Altınbaş Üniversite Hastanesi Medical Park Bahçelievler Kalp ve Damar Cerrahı Prof. Dr. Barış Çaynak: “Tansiyon çok sinsi bir rahatsızlıktır. Normalde 14-9 ve üzeri tansiyon değerlerini yüksek tansiyon olarak kabul ediyoruz. Alışık olduğumuz tansiyon düşükse, o tansiyonun yüzde 30-40 üzeri de yüksek tansiyon sayılır. Kişi 9-6 veya 10-5 tansiyona alışık ise 13-8 tansiyon onun için yüksektir. Tansiyon ölçümü önemlidir. Çünkü tansiyon yüksekliği her zaman fark edilen bir rahatsızlık değildir. Tansiyon; baş ağrısı, ense kökü ağrısı, havada yürüyormuş gibi bir his veya bulanık görme belirtileriyle kendini hissettirir. Kişinin heyecan veya panik duygusu yaşamasına da sebep olabilir. Bu belirtiler ciddiye alınmazsa vücut yüksek tansiyonu çok iyi tolere ediyor. Zamanla vücut yüksek tansiyona alışıyor ve kişi tarafından tansiyona dair şikayetlerin hiç biri hissedilmemeye başlıyor. Daha sonra tansiyon biraz daha yükseliyor ve her yükselme aşamasında bu şikayetler hafif hafif hissedilip geçiyor. Siz yüksek tansiyona alışırsınız ama vücut alışmaz. Yüksek tansiyon ile yaşamınızı devam ettirdiğiniz süre boyunca böbrekler, kalp damarları, beyin damarları ve göz sağlığı bozuluyor. Daha sonra bu hastalıkların ortaya çıkması ile tansiyon fark ediliyor” diyerek daha dikkatli olunması gerektiği konusunda uyarıyor.

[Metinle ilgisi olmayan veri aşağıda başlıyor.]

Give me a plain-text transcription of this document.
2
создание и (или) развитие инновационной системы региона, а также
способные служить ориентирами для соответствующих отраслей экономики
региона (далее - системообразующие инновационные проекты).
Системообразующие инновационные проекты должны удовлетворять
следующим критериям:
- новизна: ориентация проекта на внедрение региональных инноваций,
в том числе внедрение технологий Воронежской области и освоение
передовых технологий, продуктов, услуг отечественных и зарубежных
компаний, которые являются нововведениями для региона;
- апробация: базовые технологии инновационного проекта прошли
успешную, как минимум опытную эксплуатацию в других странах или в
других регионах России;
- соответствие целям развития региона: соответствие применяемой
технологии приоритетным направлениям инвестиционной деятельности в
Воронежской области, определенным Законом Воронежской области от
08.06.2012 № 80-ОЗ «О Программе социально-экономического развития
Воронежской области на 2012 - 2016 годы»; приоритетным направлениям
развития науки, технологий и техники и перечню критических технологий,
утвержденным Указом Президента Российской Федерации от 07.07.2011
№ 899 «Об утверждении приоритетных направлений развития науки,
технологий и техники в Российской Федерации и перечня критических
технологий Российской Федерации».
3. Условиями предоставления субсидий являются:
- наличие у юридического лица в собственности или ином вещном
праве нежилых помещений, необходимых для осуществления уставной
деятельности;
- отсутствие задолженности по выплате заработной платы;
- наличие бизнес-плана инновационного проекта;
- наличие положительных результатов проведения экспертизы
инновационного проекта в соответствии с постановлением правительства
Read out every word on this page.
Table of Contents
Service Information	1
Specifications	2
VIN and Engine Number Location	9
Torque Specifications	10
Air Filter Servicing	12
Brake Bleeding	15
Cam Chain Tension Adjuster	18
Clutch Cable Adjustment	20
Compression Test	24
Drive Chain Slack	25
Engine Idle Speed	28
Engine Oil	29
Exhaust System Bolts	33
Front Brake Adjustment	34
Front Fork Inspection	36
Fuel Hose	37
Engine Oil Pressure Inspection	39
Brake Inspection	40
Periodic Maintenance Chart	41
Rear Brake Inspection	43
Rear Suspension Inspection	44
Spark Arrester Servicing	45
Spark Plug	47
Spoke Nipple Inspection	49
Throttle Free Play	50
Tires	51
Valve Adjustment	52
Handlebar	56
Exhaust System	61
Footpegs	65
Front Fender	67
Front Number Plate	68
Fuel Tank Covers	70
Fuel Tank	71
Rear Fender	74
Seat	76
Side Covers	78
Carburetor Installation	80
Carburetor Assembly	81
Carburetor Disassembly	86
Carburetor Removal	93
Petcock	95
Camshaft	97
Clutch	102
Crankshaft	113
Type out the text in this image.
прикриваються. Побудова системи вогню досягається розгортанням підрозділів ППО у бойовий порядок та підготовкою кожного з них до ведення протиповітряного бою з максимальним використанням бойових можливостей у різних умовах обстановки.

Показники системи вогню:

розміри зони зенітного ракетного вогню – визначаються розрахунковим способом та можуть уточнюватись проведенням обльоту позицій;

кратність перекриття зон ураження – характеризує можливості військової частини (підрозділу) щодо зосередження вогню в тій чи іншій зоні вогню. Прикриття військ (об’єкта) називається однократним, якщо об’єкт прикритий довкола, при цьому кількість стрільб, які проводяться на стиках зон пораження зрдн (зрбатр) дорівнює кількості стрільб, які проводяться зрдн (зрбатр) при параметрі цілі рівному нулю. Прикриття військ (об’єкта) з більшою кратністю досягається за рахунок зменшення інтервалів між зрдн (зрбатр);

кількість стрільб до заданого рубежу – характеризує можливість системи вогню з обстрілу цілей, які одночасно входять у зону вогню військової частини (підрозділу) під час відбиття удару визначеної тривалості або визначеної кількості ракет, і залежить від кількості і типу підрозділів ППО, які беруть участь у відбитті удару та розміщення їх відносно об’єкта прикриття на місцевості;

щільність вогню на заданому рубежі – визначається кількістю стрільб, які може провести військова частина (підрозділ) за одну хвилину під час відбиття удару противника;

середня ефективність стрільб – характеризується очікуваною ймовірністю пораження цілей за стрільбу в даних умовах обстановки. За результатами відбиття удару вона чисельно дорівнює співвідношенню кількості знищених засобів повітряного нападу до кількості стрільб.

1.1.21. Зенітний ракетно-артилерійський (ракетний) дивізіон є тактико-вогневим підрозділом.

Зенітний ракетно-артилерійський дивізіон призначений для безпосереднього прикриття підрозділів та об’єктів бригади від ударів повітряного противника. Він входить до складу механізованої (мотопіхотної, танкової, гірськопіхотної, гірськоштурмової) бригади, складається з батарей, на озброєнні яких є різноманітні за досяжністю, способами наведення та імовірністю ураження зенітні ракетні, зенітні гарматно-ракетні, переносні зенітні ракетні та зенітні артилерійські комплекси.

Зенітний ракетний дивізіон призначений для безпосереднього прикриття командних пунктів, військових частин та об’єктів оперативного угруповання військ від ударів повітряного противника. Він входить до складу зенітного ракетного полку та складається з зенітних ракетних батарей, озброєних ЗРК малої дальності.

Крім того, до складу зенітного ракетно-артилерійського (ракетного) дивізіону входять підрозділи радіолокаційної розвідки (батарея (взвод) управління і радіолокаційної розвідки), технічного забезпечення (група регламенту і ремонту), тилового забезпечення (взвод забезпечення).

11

TANSİYON GÜNDE 4 KEZ ÖLÇÜLMEDEN KARAR VERİLMEZ
Tansiyonun normal değeri 12-8’dir. Benim normalim diye bir şey yoktur. Biz kişinin tansiyonu yüksek olduğu için hemen ilaç tedavisine başlamıyoruz. Peki, tansiyon ilacına nasıl başlarız? Tansiyon yüksekse, mutlaka tansiyon ilacı kullanmak gerekiyor. Nasıl bir ilaç kullanılacağına karar verme aşaması çok önemli. Sadece bir kez ölçülen tansiyon hiçbir anlam ifade etmez. O an stresli, sıkıntılı veya yorgun olabilirsin ve tansiyonun bir anlık yükselmiş olabilir. Bu durumda ölçülen tek bir tansiyonu yüksek tansiyon olarak kabul edemeyiz. Yüksek tansiyon diyebilmek için en azından günde 4 kez, 2 kez öğleden önce, 2 kez de öğleden sonra olmak üzere ölçülmelidir. Bu ölçümlerden biri mutlaka sabah tansiyonu, biri de mutlaka gece tansiyonu olmalıdır. Bu 4 ölçümü bize fikir vermesi açısından en az 3 gün üst üste yapmak gerekiyor. Tansiyon mutlaka ayaklar yere basacak şekilde, oturur pozisyonda, bilek kalp seviyesinde olmak üzere ölçülmelidir.
“Tansiyon ilacına mutlaka kardiyolog veya kalp-damar cerrahı tarafından karar verilmelidir” diyen Altınbaş Üniversite Hastanesi Medical Park Bahçelievler Kalp ve Damar Cerrahı Prof. Dr. Barış Çaynak, “Bu karar verilirken ilk defa tansiyon ilacı kullanacaklara veya tansiyon ilacında değişiklik yapılacaklara mutlaka tansiyon holteri takılmalıdır. Tansiyon holteri 15 dakikada bir sürekli kişinin tansiyonunu ölçer. Hastalara tansiyon holterini hafta sonu değil, hafta içi takmalarını öneriyorum. Hafta içi çalışan kişiler holteri hafta içi takmalıdır ki; daha yorucu stresli iş günlerinde tansiyon değerlerini görebilelim. Tansiyon holteri bize çok ciddi bilgiler veriyor. Kişinin gün içerisinde ne zaman tansiyonunun yükselip, ne zaman normal seviyelere döndüğü konusunda bilgiler veriyor. Biz de buna göre hangi ilacın günün hangi saatinde, hangi dozda verileceğine karar veriyoruz” dedi.